Действительно, в отличие от советского времени, в новой России интеллигенция сочла за честь защищать существующую власть. Меня лично это повергло просто в шок.

Когда это произошло и почему?

Это произошло после 1993 года, я бы сказала - с 1995-го.

Исчисление идет от октября 1993-го?

Нет, нет. Я скорее все связываю с экономической ситуацией. Люди, экономически выигравшие от новой власти, стали подводить под это теоретический базис и защищать идею консенсуса, поддержки власти, в противовес критичности - неплодотворной, с их точки зрения.

Ты и над собой признаешь власть материального интереса?

Я стараюсь поддерживать по отношению к этому дистанцию и в частности по этой причине больше не работаю в издательском доме "Коммерсант" и вообще не состою в штате ни одной газеты. Я стараюсь, по крайней мере, отдавать себе отчет в том, что такая проблема существует. В новой России возникло представление, что искренность поступков с этической точки зрения все оправдывает, что поддерживать власть всей душой - значительно моральнее, чем использовать ее для своих целей. Я лично так не думаю.

Как ты лично относишься к эволюции тех, кто в 1990-е принял сторону власти? Насколько она массова, насколько она захватила интеллигентский круг?

Она очень массова, но при этом я не знаю ни одного примера, который бы меня, на уровне личной судьбы, поразил. Ведь и в советское время интеллигенция была разной, просто это предпочитали не тематизировать, потому что у всех был общий враг. Еще тогда в среде интеллигенции были люди православные, а были глубоко атеистические, были ориентированные на социализм с человеческим лицом, а были реставраторы царских порядков. Были различия и в позициях, и в человеческих качествах, которые - просто на физиологическом уровне - для кого-то делают возможным сервильность по отношению к власти, а для кого-то нет. Лично я считаю, что поддержка власти интеллектуально неплодотворна, она принесла очень много вреда нашему интеллектуальному потенциалу. Однако я всегда за, если кто-то умножил свое благосостояние. Я очень рада за этого человека.

То есть ты в этом видишь только материальную сторону. Есть ли какие-то идейные предпосылки?

Под это, естественно, подводится идейный базис, но в основе лежит экономический интерес. Просто в последние годы в России все стали отождествлять счастье с высоким потреблением: и те, кто говорит, что у нас счастья нет, потому что мы недостаточно хорошо потребляем, и те, кто говорит, что страна пошла правильным путем, потому что мы хорошо едим. Образу жизни придается просто непомерное значение, он перестает определяться личными представлениями об удобстве и оказывается идеологическим фактором. Однако даже на опыте личной судьбы, прожитой в советское время, многие из нас знают, что не все ограничивается потреблением, хотя и ясно, разумеется, что деньги лежат в основе расширения интеллектуальных горизонтов.

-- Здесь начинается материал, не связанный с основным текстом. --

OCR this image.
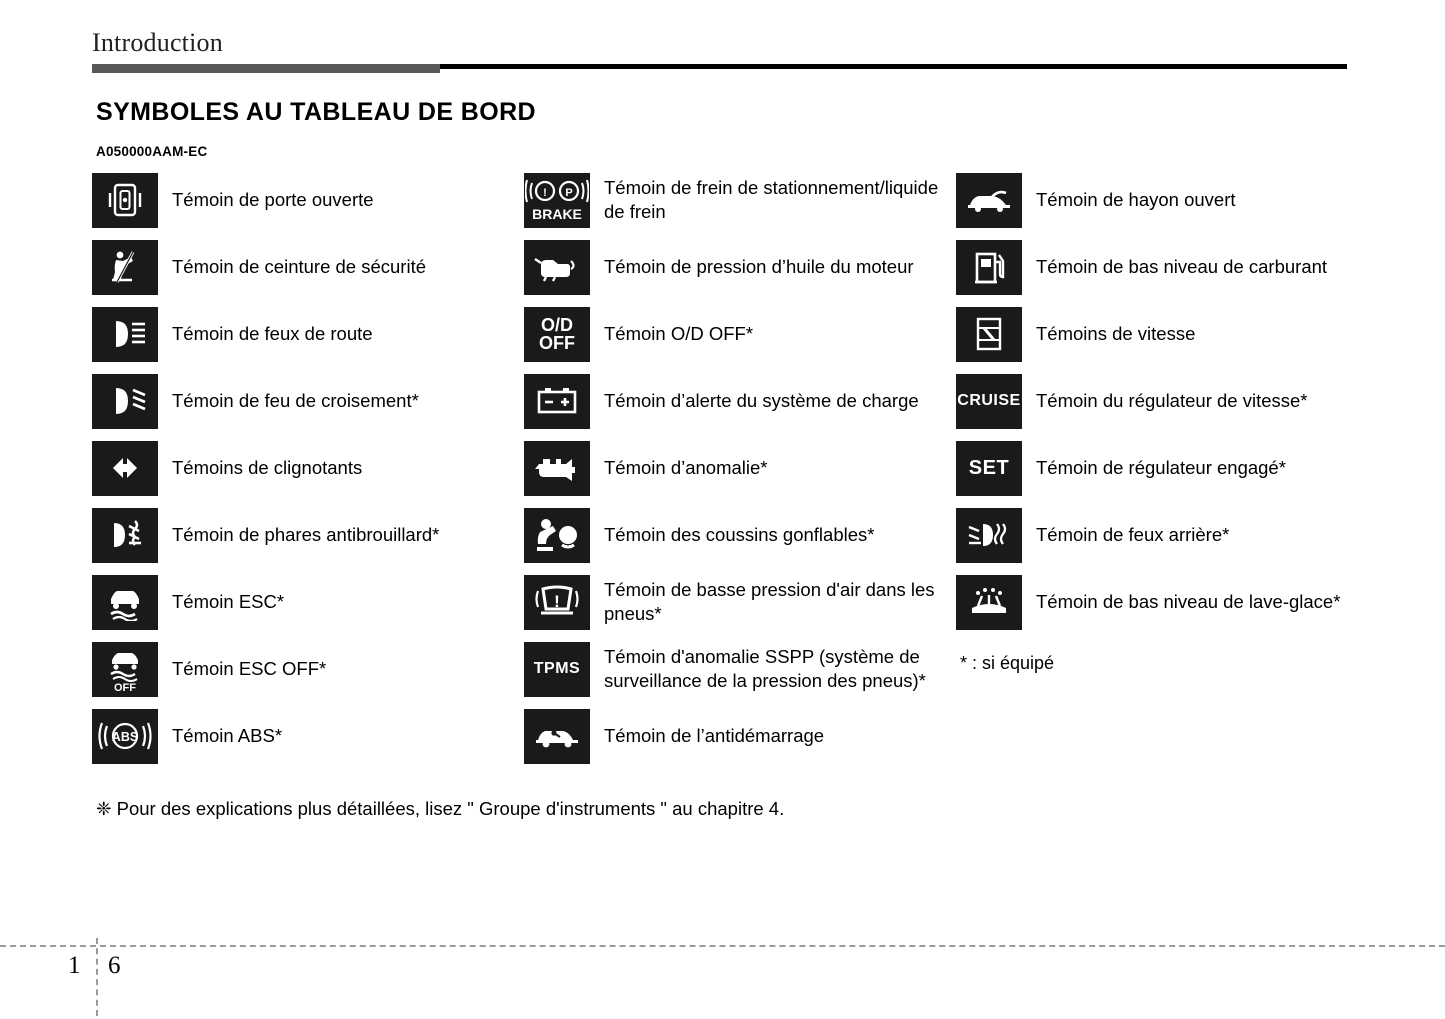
Introduction
SYMBOLES AU TABLEAU DE BORD
A050000AAM-EC
Témoin de porte ouverte
Témoin de ceinture de sécurité
Témoin de feux de route
Témoin de feu de croisement*
Témoins de clignotants
Témoin de phares antibrouillard*
Témoin ESC*
OFF
Témoin ESC OFF*
ABS Témoin ABS*
! P
BRAKE
Témoin de frein de stationnement/liquide de frein
Témoin de pression d’huile du moteur
O/D
OFF Témoin O/D OFF*
Témoin d’alerte du système de charge
Témoin d’anomalie*
Témoin des coussins gonflables*
!
Témoin de basse pression d'air dans les pneus*
TPMS
Témoin d'anomalie SSPP (système de surveillance de la pression des pneus)*
Témoin de l’antidémarrage
Témoin de hayon ouvert
Témoin de bas niveau de carburant
Témoins de vitesse
CRUISE Témoin du régulateur de vitesse*
SET Témoin de régulateur engagé*
Témoin de feux arrière*
Témoin de bas niveau de lave-glace*
* : si équipé
❈ Pour des explications plus détaillées, lisez " Groupe d'instruments " au chapitre 4.
1 6
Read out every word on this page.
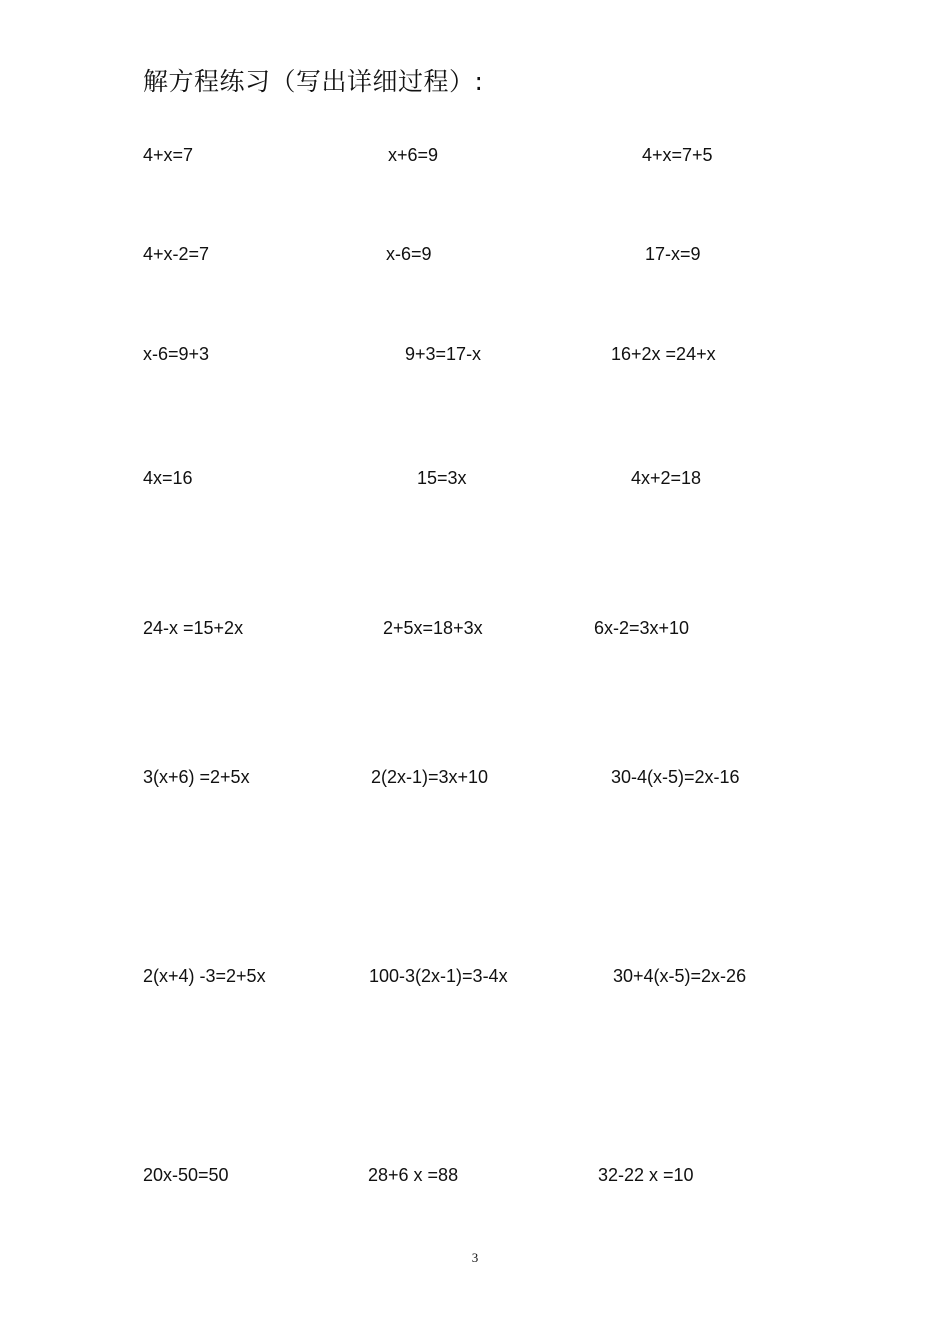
解方程练习（写出详细过程）:
4+x=7	x+6=9	4+x=7+5
4+x-2=7	x-6=9	17-x=9
x-6=9+3	9+3=17-x	16+2x =24+x
4x=16	15=3x	4x+2=18
24-x =15+2x	2+5x=18+3x	6x-2=3x+10
3(x+6) =2+5x	2(2x-1)=3x+10	30-4(x-5)=2x-16
2(x+4) -3=2+5x	100-3(2x-1)=3-4x	30+4(x-5)=2x-26
20x-50=50	28+6 x =88	32-22 x =10
3
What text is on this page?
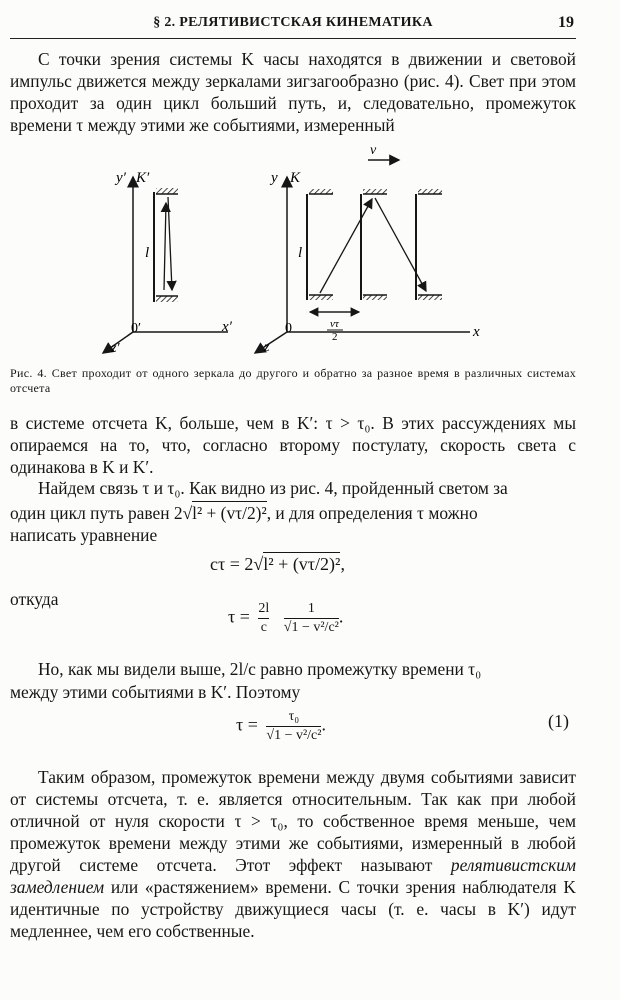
§ 2. РЕЛЯТИВИСТСКАЯ КИНЕМАТИКА	19
С точки зрения системы K часы находятся в движении и световой импульс движется между зеркалами зигзагообразно (рис. 4). Свет при этом проходит за один цикл больший путь, и, следовательно, промежуток времени τ между этими же событиями, измеренный
y′ K′
l
0′	x′
z′
v
y K
l
vτ
2
0	x
z
Рис. 4. Свет проходит от одного зеркала до другого и обратно за разное время в различных системах отсчета
в системе отсчета K, больше, чем в K′: τ > τ₀. В этих рассуждениях мы опираемся на то, что, согласно второму постулату, скорость света c одинакова в K и K′.
Найдем связь τ и τ₀. Как видно из рис. 4, пройденный светом за
один цикл путь равен 2√l² + (vτ/2)², и для определения τ можно
написать уравнение
cτ = 2√l² + (vτ/2)²,
откуда
$\tau = \frac{2l}{c}$
$\frac{1}{\text{√1 − v²/c²}}$ .
Но, как мы видели выше, 2l/c равно промежутку времени τ₀
между этими событиями в K′. Поэтому
$\tau = \frac{\text{τ₀}}{\text{√1 − v²/c²}}$ .	(1)
Таким образом, промежуток времени между двумя событиями зависит от системы отсчета, т. е. является относительным. Так как при любой отличной от нуля скорости τ > τ₀, то собственное время меньше, чем промежуток времени между этими же событиями, измеренный в любой другой системе отсчета. Этот эффект называют релятивистским замедлением или «растяжением» времени. С точки зрения наблюдателя K идентичные по устройству движущиеся часы (т. е. часы в K′) идут медленнее, чем его собственные.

Что кроме денег - какие обстоятельства, культурные и идейные институции в 1990-е годы были важны?

С институциями по большому счету ничего не получилось. Создать новые, не советские, значимые институции, которые были бы больше, чем просто люди, которые их создали, в культуре и в интеллектуальной жизни не получилось. Легитимными, в том числе и для Запада, институциями остались почти исключительно советские: большие театры, музеи и т. д При этом все лучшее в культуре делалось на уровне одиноких флибустьеров. Для меня 1990-е годы - это авторы со своими заявлениями и позициями.

Я читал газету "Коммерсант" с твоими заметками - и для меня это была институция.

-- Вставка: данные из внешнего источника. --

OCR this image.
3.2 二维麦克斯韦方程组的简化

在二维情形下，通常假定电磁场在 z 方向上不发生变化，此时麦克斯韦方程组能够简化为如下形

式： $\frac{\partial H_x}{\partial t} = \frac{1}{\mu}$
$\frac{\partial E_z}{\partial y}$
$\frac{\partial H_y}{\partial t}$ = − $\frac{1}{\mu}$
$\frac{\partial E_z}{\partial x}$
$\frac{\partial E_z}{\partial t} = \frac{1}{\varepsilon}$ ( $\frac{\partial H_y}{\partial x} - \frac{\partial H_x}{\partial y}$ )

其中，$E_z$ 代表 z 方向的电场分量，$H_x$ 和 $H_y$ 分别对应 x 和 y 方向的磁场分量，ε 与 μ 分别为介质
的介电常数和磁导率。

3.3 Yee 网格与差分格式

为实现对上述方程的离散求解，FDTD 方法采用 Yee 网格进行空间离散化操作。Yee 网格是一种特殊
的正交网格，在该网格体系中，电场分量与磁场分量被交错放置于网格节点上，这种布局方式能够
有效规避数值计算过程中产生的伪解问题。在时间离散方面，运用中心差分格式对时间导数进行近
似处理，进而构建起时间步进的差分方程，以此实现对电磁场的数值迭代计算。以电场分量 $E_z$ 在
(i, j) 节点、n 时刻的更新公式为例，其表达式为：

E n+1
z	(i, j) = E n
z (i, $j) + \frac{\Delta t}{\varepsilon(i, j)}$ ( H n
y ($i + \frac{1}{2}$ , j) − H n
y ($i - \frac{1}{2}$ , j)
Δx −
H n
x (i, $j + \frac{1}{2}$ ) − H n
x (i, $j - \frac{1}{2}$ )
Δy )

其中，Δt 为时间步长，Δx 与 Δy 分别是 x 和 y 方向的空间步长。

Возможно. Я знаю, что очень часто мои тексты цитировались, как мнение газеты "Коммерсант", хотя ни я, ни газета "Коммерсант" никогда не считали меня выразителем мнения газеты. Но в этот короткий период была комфортная ситуация: можно было выражать свое личное мнение за деньги газеты "Коммерсант".

Чье мнение, каких писателей в 1990-е годы было для тебя важным?

Мы все знаем, кого принято было читать внимательно: следили за позицией Максима Соколова, Александра Тимофеевского, и очень мало было тех, кто высказывал бы нечто радикально иное. При всем моем несогласии с ними по множеству пунктов, их риторика и, главное, эволюция, является для меня очень важной референтной точкой для умонастроений 1990-х годов.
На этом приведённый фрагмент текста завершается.